Por José Evangelista Rios da Silva
Resumo: O presente artigo analisa as transformações jurídico-econômicas no setor varejista de alimentos no Brasil em 2026. Sob a ótica da paralaxe classista, examina-se o impacto da Portaria MTE nº 3.665/2023 e o avanço da Proposta de Emenda à Constituição (PEC) que visa a extinção da jornada 6×1. O estudo demonstra que a valorização real do salário e a redução da jornada são imperativos para a sustentabilidade do meio ambiente laboral e o cumprimento dos preceitos constitucionais de dignidade da pessoa humana.
- Introdução: A Centralidade do Diálogo Social
O cenário das relações de trabalho no Brasil em 2026 é marcado por uma retomada do protagonismo das entidades sindicais na regulação do tempo de trabalho. A entrada em vigor da Portaria MTE nº 3.665/2023, em 1º de março de 2026, encerra o ciclo de autorizações automáticas para o labor em feriados, devolvendo à Convenção Coletiva de Trabalho (CCT) o papel de instrumento indispensável para a gestão da atividade econômica nesses períodos. - A Dialética do Salário Mínimo e o Ganho Real
A política de valorização do salário mínimo, que atingiu R$ 1.621,00 em 2026, embora represente um avanço distributivo, ainda dista significativamente do Salário Mínimo Necessário calculado pelo DIEESE, fixado em R$ 7.177,57 para o início do ano.
- O setor de supermercados na Bahia, com crescimento real de 9,1% na receita nominal em 2025, apresenta margem econômica para a absorção de ganhos reais acima da inflação.
- A reivindicação de 9,5% de reajuste (INPC acumulado de 4,18% acrescido de 5% de ganho real) fundamenta-se na necessidade de recomposição do poder de compra frente à alta de 6,7% no custo da alimentação.
- A Redução da Jornada e o Fim da Escala 6×1
A mobilização social em torno da jornada 5×2 (ou 40 horas semanais) reflete uma mudança na subjetividade da classe trabalhadora, que prioriza a saúde mental e a conciliação entre vida laboral e familiar.
- O debate legislativo sobre a PEC do fim da escala 6×1 enfrenta resistência de associações empresariais que sugerem modelos de pagamento por hora ou reduções graduais até 2027.
- Contudo, a experiência técnica indica que a exaustão física e o turnover (rotatividade) no varejo são agravados pela ausência de descanso semanal de dois dias, impactando a produtividade a longo prazo.
- Segurança Jurídica e Negociação Coletiva
A segurança jurídica nas relações de trabalho contemporâneas repousa sobre a previsibilidade dos instrumentos coletivos.
- A jurisprudência do Supremo Tribunal Federal (Temas 725, 1291 e 1389) reforça a liberdade de contratação, mas ressalva a importância da representação sindical para evitar a precarização e a “pejotização” desenfreada.
- O registro das convenções no MTE e o respeito à autonomia sindical (Convenções 87 e 98 da OIT) são os pilares que sustentam um sistema produtivo justo e sustentável.
- Conclusão
O fortalecimento da negociação coletiva em 2026 não representa um entrave ao desenvolvimento, mas uma salvaguarda contra a barbárie social.
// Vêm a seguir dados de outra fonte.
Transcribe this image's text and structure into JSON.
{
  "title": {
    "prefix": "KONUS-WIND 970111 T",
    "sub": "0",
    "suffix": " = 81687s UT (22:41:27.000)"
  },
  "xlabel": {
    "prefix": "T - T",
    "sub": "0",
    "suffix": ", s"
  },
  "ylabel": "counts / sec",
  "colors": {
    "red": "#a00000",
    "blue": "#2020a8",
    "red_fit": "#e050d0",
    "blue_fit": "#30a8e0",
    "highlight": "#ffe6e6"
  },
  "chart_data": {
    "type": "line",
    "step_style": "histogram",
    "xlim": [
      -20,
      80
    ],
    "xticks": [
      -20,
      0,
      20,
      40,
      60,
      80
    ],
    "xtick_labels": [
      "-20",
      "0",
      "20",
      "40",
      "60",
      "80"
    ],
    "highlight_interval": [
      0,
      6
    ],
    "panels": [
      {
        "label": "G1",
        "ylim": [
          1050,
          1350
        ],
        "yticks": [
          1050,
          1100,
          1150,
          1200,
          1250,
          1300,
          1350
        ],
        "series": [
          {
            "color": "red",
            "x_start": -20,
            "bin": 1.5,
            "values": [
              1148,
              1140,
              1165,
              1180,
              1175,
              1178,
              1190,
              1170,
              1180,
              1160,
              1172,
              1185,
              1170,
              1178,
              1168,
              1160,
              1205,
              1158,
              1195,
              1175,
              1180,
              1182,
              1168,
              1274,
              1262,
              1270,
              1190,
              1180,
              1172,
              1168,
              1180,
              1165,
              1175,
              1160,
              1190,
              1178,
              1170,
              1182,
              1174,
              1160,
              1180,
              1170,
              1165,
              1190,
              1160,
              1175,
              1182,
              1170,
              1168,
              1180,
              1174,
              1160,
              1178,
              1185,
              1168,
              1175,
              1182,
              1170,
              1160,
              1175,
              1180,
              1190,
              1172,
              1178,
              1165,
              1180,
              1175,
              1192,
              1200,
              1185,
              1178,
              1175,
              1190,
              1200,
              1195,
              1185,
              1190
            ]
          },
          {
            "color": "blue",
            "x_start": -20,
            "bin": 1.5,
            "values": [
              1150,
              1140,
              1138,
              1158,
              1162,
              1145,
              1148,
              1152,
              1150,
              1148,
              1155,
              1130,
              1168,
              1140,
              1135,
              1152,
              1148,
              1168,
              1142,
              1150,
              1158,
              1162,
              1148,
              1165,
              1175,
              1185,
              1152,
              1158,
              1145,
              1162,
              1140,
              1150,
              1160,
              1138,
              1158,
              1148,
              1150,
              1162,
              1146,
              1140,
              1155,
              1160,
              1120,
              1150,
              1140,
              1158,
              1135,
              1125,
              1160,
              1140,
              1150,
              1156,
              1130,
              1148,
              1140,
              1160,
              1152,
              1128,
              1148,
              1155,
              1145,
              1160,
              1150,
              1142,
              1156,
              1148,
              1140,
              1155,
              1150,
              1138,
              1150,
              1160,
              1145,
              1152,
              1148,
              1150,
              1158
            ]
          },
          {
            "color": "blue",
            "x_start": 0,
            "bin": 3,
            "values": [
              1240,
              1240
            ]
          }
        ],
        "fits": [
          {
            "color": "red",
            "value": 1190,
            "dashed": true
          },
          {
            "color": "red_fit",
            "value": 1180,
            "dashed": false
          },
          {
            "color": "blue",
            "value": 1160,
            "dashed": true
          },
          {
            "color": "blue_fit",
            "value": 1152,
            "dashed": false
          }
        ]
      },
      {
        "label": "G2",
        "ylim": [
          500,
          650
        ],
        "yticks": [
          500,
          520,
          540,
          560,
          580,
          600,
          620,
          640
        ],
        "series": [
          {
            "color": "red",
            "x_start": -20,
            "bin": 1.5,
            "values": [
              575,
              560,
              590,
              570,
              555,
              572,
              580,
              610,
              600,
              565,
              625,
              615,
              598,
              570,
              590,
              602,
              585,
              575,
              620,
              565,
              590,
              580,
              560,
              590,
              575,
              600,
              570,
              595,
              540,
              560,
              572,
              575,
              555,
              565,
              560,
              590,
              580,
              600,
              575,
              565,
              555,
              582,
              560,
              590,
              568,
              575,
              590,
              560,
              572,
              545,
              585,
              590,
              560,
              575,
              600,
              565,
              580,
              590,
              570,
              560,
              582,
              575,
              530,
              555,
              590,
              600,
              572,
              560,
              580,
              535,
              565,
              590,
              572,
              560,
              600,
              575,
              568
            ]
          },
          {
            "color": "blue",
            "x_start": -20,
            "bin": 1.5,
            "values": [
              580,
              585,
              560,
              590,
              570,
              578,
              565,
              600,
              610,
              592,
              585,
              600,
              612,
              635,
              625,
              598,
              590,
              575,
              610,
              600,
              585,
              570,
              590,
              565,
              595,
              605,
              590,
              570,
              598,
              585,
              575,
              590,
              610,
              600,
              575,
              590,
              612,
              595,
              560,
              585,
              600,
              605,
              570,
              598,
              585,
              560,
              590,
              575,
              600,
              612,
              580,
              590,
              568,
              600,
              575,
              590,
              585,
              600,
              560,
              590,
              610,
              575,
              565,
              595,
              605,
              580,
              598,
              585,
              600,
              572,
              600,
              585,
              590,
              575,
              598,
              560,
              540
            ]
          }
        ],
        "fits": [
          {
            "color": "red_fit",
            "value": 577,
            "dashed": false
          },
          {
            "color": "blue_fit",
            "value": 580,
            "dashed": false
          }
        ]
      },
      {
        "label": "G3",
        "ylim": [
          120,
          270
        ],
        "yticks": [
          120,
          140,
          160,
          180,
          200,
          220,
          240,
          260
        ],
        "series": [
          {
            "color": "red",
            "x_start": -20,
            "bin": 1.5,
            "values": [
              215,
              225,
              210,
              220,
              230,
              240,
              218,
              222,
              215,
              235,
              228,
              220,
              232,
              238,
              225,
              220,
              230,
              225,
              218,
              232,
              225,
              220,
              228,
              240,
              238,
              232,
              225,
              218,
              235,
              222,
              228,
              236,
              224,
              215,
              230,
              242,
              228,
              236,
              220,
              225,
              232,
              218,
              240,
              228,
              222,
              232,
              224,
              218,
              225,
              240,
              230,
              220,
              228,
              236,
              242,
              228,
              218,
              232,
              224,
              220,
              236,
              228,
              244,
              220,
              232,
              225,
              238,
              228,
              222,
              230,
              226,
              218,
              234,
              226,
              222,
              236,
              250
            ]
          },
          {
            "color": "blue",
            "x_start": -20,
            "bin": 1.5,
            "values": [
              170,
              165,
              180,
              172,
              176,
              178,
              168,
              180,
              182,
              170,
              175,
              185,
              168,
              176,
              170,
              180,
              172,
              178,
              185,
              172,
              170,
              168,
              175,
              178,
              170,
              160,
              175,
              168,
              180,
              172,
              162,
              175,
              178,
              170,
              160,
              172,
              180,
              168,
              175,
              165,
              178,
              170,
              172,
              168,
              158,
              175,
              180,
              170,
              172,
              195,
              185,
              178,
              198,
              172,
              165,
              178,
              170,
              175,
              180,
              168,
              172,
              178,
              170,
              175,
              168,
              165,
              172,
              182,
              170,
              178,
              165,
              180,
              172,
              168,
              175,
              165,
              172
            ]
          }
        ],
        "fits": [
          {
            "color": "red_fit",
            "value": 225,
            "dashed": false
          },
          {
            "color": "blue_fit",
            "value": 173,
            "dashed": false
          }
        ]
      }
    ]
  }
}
A adequação dos salários ao custo de vida real e a humanização das escalas de trabalho são as únicas vias para garantir que o crescimento econômico do setor supermercadista seja acompanhado pelo desenvolvimento humano de seus milhares de trabalhadores.
Referências Bibliográficas e Constitucionais
- BRASIL. [Constituição (1988)]. Constituição da República Federativa do Brasil. Brasília, DF: Senado Federal, 1988. Art. 7º, incisos IV, XIII e XXVI.
- BRASIL. Ministério do Trabalho e Emprego. Portaria nº 3.665, de 13 de novembro de 2023. Altera a Portaria MTP nº 671/2021.
- DIEESE. Nota Técnica: Salário Mínimo Necessário – Fevereiro de 2026.
- IBGE. Pesquisa Mensal do Comércio (PMC): Resultados do Varejo na Bahia (2025).
- OIT. Convenções nº 87 (Liberdade Sindical) e nº 98 (Direito de Negociação Coletiva).
- SINTRASUPER/CTB. Relatório do Seminário de Planejamento da Campanha Salarial 2026. Lauro de Freitas, BA, Jan. 2026.